Coachbuilding is the art of taking a pre-assembled vehicle chassis and constructing a custom body to sit on top of it. Aside from a few small companies like Carrozzeria Touring Superleggera, coachbuilding is virtually nonexistent in the modern era because new cars no longer ride on a separate chassis, making it much more difficult to change the body without interfering with structural points. A few major automakers like Rolls-Royce keep the art alive with fabulous one-off creations like the $13 million Sweptail from 2017.
"The ability to personalize almost every aspect of their motor car is one of the main reasons our patrons come to us. But we know some wish to go further still," said Rolls-Royce CEO Torsten Muller-Otvos. "In 2017, we stunned the world with our first fully coachbuilt motor car of the modern era, the spectacular Rolls-Royce Sweptail. This was, by definition, an entirely unique commission; but in our minds, it was the start of a journey."
After taking four years to develop the Sweptail, a rakish two-door coupe based on the Rolls-Royce Phantom, the feedback on the final design was mixed at best. The car's large panoramic glass and 1920s-1930s design are unmistakably unique, but not everyone fell unanimously in love with the rear styling. Rolls-Royce has not officially announced any new one-off projects, but the UK automaker reportedly had several clients call to express their interest after the Sweptail was revealed four years ago. It looks like Rolls-Royce may not leave those requests unanswered for long.
"We have formally re-established our Coachbuild department for those patrons who wish to go beyond the existing restraints, and explore the almost limitless possibilities this opens up for them. We are able to offer our customers the opportunity to create a motor car in which every single element is hand-built to their precise individual requirements, as befits our status as a true luxury house," said Muller-Otvos.
We would love to see Rolls-Royce go beyond its already extensive Bespoke offerings, which include more than 44,000 paint colors among other unique options. Rolls-Royce has crafted some incredible coachbuilt creations over the years, a few of which are pictured here.
The 1926 40/50HP Phantom I Brougham De Ville (nicknamed The Phantom Of Love) was built by Charles Clark & Son Ltd of Wolverhampton for Clarence Warren Gasque, an American businessman who commissioned the car for his heiress wife, Maude.

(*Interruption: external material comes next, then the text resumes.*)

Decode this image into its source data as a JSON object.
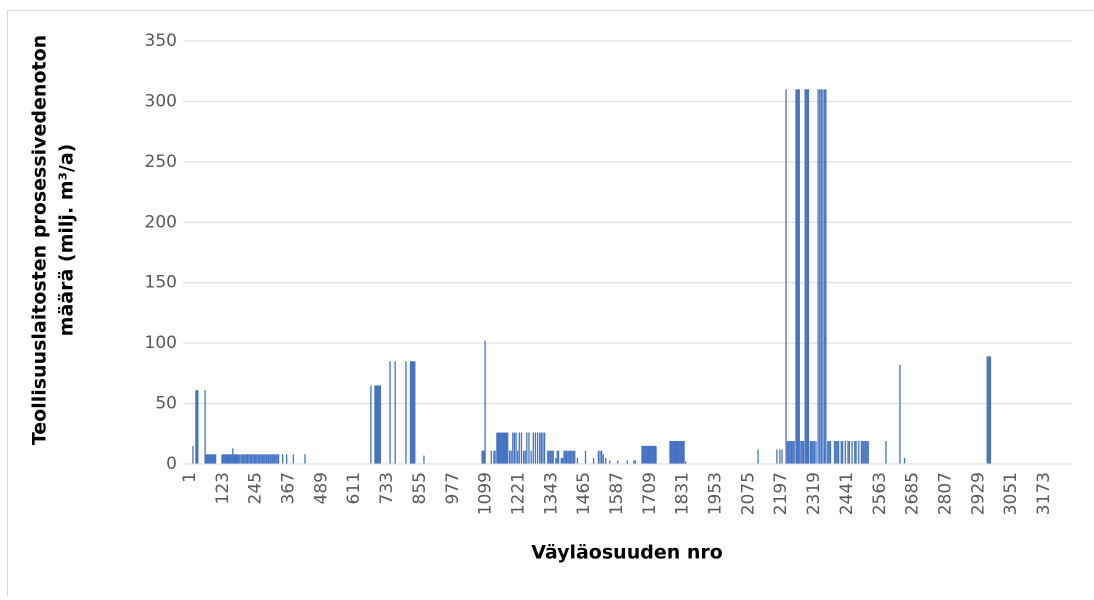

Some other examples include the 1928 17EX (pictured below in blue), an experimental convertible based on the Phantom, 1934 Phantom II Continental Drophead Coupe, a boattail coupe designed by A F McNeil and built by Gurney Nutting & Co, and the 1972 Phantom VI limousine, the final Rolls-Royce to use a separate chassis. The example pictured above was built by H.J. Mulliner, Park Ward Ltd, with special features to show off the car's amazing capabilities to prospective customers. It includes a television system, refrigerator, flower vases, and tables with stools that could clip onto the front end.